EphA3-Fc fusion protein (R&D Systems, Minneapolis, MN) or Fc (R&D Systems) was clustered with an antihuman Fc polyclonal antibody (Cappel-MP, Santa Ana, CA). EphA3-Fc, the antihuman Fc antibody and EphA3-Fc, or Fc, were preincubated for 1 hr at room temperature, and then added at 0.25 µg/mL (2 nM) Fc to the retinal explant cultures. Explants were cultured in a humidified atmosphere at 37°C and 5% of CO2 for 24 hr in the dark. Then, the cultures were fixed with paraformaldehyde 2%–sucrose 2% in PBS for 30 min at room temperature (Scicolone et al., 2009; Fiore et al., 2010; Di Napoli et al., 2010a). The retinal axons to be shown on anaglyphs were obtained from these cultures.

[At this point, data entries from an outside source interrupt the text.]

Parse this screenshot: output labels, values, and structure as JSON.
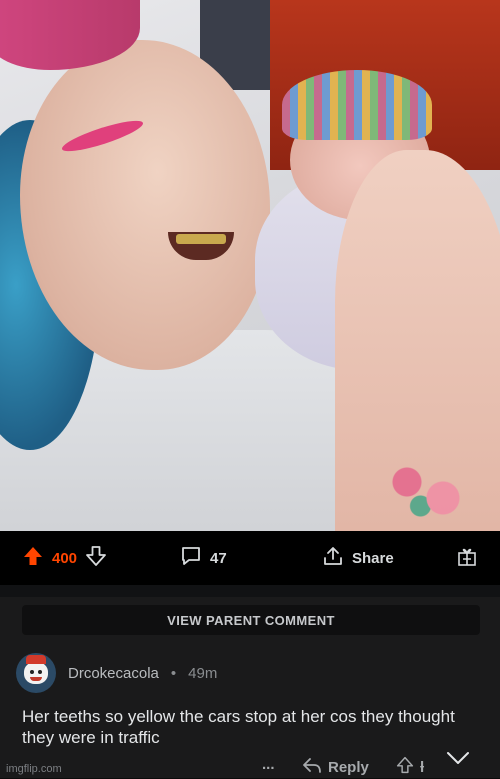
{
  "post": {
    "vote_count": "400",
    "comment_count": "47",
    "share_label": "Share"
  },
  "comment_section": {
    "view_parent_label": "VIEW PARENT COMMENT",
    "comment": {
      "username": "Drcokecacola",
      "separator": "•",
      "time_ago": "49m",
      "text": "Her teeths so yellow the cars stop at her cos they thought they were in traffic",
      "more_label": "...",
      "reply_label": "Reply",
      "vote_partial": "ƚ"
    }
  },
  "watermark": "imgflip.com",
  "colors": {
    "upvote": "#ff4500",
    "background": "#1a1a1b"
  },
  "icons": [
    "upvote-icon",
    "downvote-icon",
    "comment-icon",
    "share-icon",
    "award-icon",
    "reply-icon",
    "chevron-down-icon"
  ]
}
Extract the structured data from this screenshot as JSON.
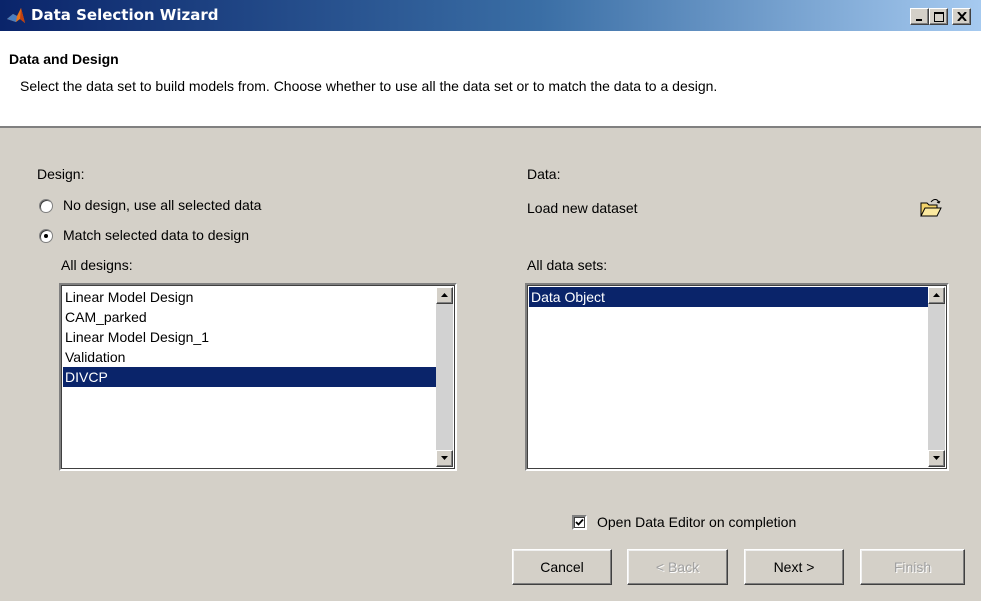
{
  "window": {
    "title": "Data Selection Wizard",
    "app_icon": "matlab-logo-icon",
    "controls": [
      "minimize-icon",
      "maximize-icon",
      "close-icon"
    ]
  },
  "header": {
    "title": "Data and Design",
    "description": "Select the data set to build models from. Choose whether to use all the data set or to match the data to a design."
  },
  "design": {
    "label": "Design:",
    "options": [
      {
        "label": "No design, use all selected data",
        "selected": false
      },
      {
        "label": "Match selected data to design",
        "selected": true
      }
    ],
    "list_label": "All designs:",
    "items": [
      "Linear Model Design",
      "CAM_parked",
      "Linear Model Design_1",
      "Validation",
      "DIVCP"
    ],
    "selected_item": "DIVCP"
  },
  "data": {
    "label": "Data:",
    "load_label": "Load new dataset",
    "load_icon": "open-folder-icon",
    "list_label": "All data sets:",
    "items": [
      "Data Object"
    ],
    "selected_item": "Data Object"
  },
  "options": {
    "open_editor_label": "Open Data Editor on completion",
    "open_editor_checked": true
  },
  "buttons": {
    "cancel": "Cancel",
    "back": "< Back",
    "next": "Next >",
    "finish": "Finish"
  },
  "colors": {
    "title_bar": "#0a246a",
    "selection": "#0a246a",
    "dialog_bg": "#d4d0c8"
  }
}
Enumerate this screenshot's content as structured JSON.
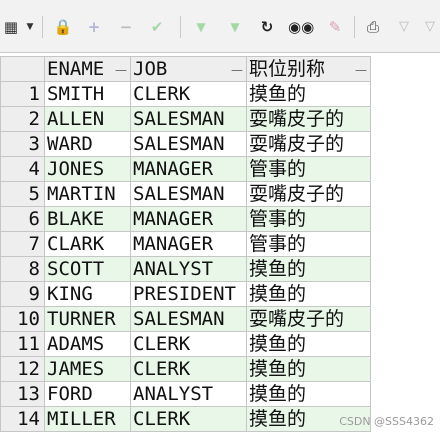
{
  "toolbar": {
    "icons": [
      "grid-dropdown-icon",
      "lock-icon",
      "add-record-icon",
      "delete-record-icon",
      "post-changes-icon",
      "fetch-next-page-icon",
      "fetch-all-icon",
      "refresh-icon",
      "find-icon",
      "clear-icon",
      "print-icon",
      "filter-icon"
    ]
  },
  "grid": {
    "headers": [
      "ENAME",
      "JOB",
      "职位别称"
    ],
    "rows": [
      {
        "num": "1",
        "ename": "SMITH",
        "job": "CLERK",
        "alias": "摸鱼的"
      },
      {
        "num": "2",
        "ename": "ALLEN",
        "job": "SALESMAN",
        "alias": "耍嘴皮子的"
      },
      {
        "num": "3",
        "ename": "WARD",
        "job": "SALESMAN",
        "alias": "耍嘴皮子的"
      },
      {
        "num": "4",
        "ename": "JONES",
        "job": "MANAGER",
        "alias": "管事的"
      },
      {
        "num": "5",
        "ename": "MARTIN",
        "job": "SALESMAN",
        "alias": "耍嘴皮子的"
      },
      {
        "num": "6",
        "ename": "BLAKE",
        "job": "MANAGER",
        "alias": "管事的"
      },
      {
        "num": "7",
        "ename": "CLARK",
        "job": "MANAGER",
        "alias": "管事的"
      },
      {
        "num": "8",
        "ename": "SCOTT",
        "job": "ANALYST",
        "alias": "摸鱼的"
      },
      {
        "num": "9",
        "ename": "KING",
        "job": "PRESIDENT",
        "alias": "摸鱼的"
      },
      {
        "num": "10",
        "ename": "TURNER",
        "job": "SALESMAN",
        "alias": "耍嘴皮子的"
      },
      {
        "num": "11",
        "ename": "ADAMS",
        "job": "CLERK",
        "alias": "摸鱼的"
      },
      {
        "num": "12",
        "ename": "JAMES",
        "job": "CLERK",
        "alias": "摸鱼的"
      },
      {
        "num": "13",
        "ename": "FORD",
        "job": "ANALYST",
        "alias": "摸鱼的"
      },
      {
        "num": "14",
        "ename": "MILLER",
        "job": "CLERK",
        "alias": "摸鱼的"
      }
    ]
  },
  "watermark": "CSDN @SSS4362",
  "colors": {
    "alt_row": "#e9f7e9",
    "toolbar_bg": "#f2f2f2",
    "header_bg": "#eeeeee"
  }
}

For immunofluorescence, nonspecific binding was blocked by preincubation with 5% of normal goat serum in PBS with or without 0.5% of Tween-20 (Sigma) for 1 hr, and then incubation with the primary antibodies for 30 min at room temperature. For double immunostaining, two antibodies were added at the same time. The following primary antibodies were used at 1 mg/mL: (i) rabbit antiephrin-A2 (L-20, sc912) and (ii) mouse anti-EphA4 (S-20, sc921) (Santa Cruz Biotech). These were diluted in PBS containing 2% of normal goat serum with or without 0.5% of Tween-20. A negative control was made by the omission of the primary antibody. The specimens were then incubated with Alexa Fluor 488 (green)-conjugated F(ab′)2 fragment of goat antimouse antibody (A-11020, Molecular Probes, Eugene) and Alexa Fluor 594 (red)-conjugated F(ab′)2 fragment of goat antirabbit antibody (A-11072, Molecular Probes) (Dempsey et al., 2012). Finally, they were mounted with Fluoromount-G (Southern Biotechnology).
Confocal laser microscopy
Confocal images were acquired with an Olympus FV300 microscope (Tokyo, Japan) using a green Ar laser 488 nm, 10 mW, Red HeNe laser 633 nm, 10 mW with z-depth of 1.4 µm. Exposure and gain of laser were the same for all conditions in each experiment. Ten distinct fields of axons growing from explants were acquired for each condition. Seven photographs per field were obtained along the z-axis. One plane of section was selected and photographed, and then three successive planes were photographed above the first one and another three successive planes below it. Images were taken at 0.2-µm intervals on the z-axis.
Image acquisition, processing, and final reconstruction
It is very difficult to reconstruct volume in a series of images of neurospheres and axons. Our procedure consists of five different stages outlined below, culminating in a final reconstruction that gives the final 3-D model, the tubular or spherical shape, most similar to the actual biological shape (flow chart, Fig. 8; the results, Figs. 9-14).
Stages. i. Imaging—A series of 2-D xy pictures are obtained with a digital camera from a microscope just by changing focus for different levels of z.
ii. Processing—Each series is easily integrated into a digitally assembled image using the Helicon Focus 5.1® software. Technically, there are two possibilities when applying the software: method A permits more defined images, whereas method B provides images with more detail in the depth map generated by comparing pixel by pixel. The operator must choose the appropriate method for the sample acquired, based on the morphology of the sample. This second processing stage integrates a series of images into a secondary overall focused one (Fig. 8).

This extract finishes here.